Ce pacte "Asile et Migration" affaiblit les normes européennes de protection des demandeurs d'asile et confirme la volonté de transférer la responsabilité de la migration irrégulière à des pays non européens, dont la Tunisie.
Le refoulement
Bien que mise en cause par un récent rapport des Nations Unies pour sa responsabilité dans les crimes contre l'humanité commis en Libye, l'Italie semble reprendre la même stratégie en Tunisie, à savoir soutenir toute forme d'administration en place à condition qu'il s'agisse d'un corps de garde-côtes efficace.
L'objectif final est de faire de l'Afrique du Nord une plateforme de débarquement pour l'Europe, un lieu où l'on renvoie les ressortissants et les non-ressortissants dont les demandes d'asile et de permis de séjour ont été rejetées, et où l'on filtre les demandes des migrants clandestins trouvés en Méditerranée.
Cette "Europe forteresse" produit déjà des crises dans des pays aux conditions socio-économiques précaires, comme la Tunisie et la Libye.

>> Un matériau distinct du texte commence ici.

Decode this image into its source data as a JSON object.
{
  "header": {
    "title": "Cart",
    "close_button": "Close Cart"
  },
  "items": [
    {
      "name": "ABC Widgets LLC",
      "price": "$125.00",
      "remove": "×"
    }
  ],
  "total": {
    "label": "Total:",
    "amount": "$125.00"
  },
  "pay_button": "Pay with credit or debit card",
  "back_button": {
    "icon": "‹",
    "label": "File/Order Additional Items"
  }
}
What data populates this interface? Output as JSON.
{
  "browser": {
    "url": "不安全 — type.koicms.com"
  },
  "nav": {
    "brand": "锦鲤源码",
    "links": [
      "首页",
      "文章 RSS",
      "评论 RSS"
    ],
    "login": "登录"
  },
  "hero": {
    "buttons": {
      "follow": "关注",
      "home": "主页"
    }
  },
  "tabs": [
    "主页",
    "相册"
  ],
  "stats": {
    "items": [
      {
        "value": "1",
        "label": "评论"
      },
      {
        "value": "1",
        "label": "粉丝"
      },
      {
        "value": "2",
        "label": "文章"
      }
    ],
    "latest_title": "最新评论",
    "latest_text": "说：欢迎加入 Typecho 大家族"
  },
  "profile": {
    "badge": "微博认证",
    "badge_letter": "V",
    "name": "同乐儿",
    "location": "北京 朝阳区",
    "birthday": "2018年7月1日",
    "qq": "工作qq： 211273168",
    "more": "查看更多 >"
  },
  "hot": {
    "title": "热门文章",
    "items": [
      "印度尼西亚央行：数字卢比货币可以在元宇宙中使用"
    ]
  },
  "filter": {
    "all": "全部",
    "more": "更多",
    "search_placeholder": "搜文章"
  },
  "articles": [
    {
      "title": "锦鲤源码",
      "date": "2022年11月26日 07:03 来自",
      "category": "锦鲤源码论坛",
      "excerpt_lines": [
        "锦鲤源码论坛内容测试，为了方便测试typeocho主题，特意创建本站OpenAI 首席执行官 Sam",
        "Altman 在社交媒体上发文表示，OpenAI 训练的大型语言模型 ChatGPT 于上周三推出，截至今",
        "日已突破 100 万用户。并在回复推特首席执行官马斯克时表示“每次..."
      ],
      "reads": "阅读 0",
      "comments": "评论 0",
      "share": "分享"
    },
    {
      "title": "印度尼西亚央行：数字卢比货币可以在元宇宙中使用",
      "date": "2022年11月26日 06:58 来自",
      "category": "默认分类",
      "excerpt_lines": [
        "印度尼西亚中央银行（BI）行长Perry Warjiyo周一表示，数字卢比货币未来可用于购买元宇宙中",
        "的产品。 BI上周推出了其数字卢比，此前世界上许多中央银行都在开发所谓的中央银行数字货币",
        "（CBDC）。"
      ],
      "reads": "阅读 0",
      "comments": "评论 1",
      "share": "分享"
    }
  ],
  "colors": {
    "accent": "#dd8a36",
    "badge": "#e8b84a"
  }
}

La crise libyenne a été marquée par le scandale du traitement inhumain des migrants subsahariens incarcérés dans le pays ces dernières années.
Les séquestrations et les trafics de drogue
En Tunisie, des actes de violence ont été signalés, principalement à l'encontre de migrants, à la suite de commentaires du président tunisien selon lesquels l'arrivée de ces migrants dans son pays pourrait modifier la composition démographique de la société tunisienne.
Les financements européens pourraient renforcer les capacités répressives de l'appareil sécuritaire tunisien. De nombreux témoignages mettent en évidence les pratiques de plus en plus violentes des autorités tunisiennes pour intercepter les migrants qui traversent le pays pour tenter de rejoindre l'Europe par la mer.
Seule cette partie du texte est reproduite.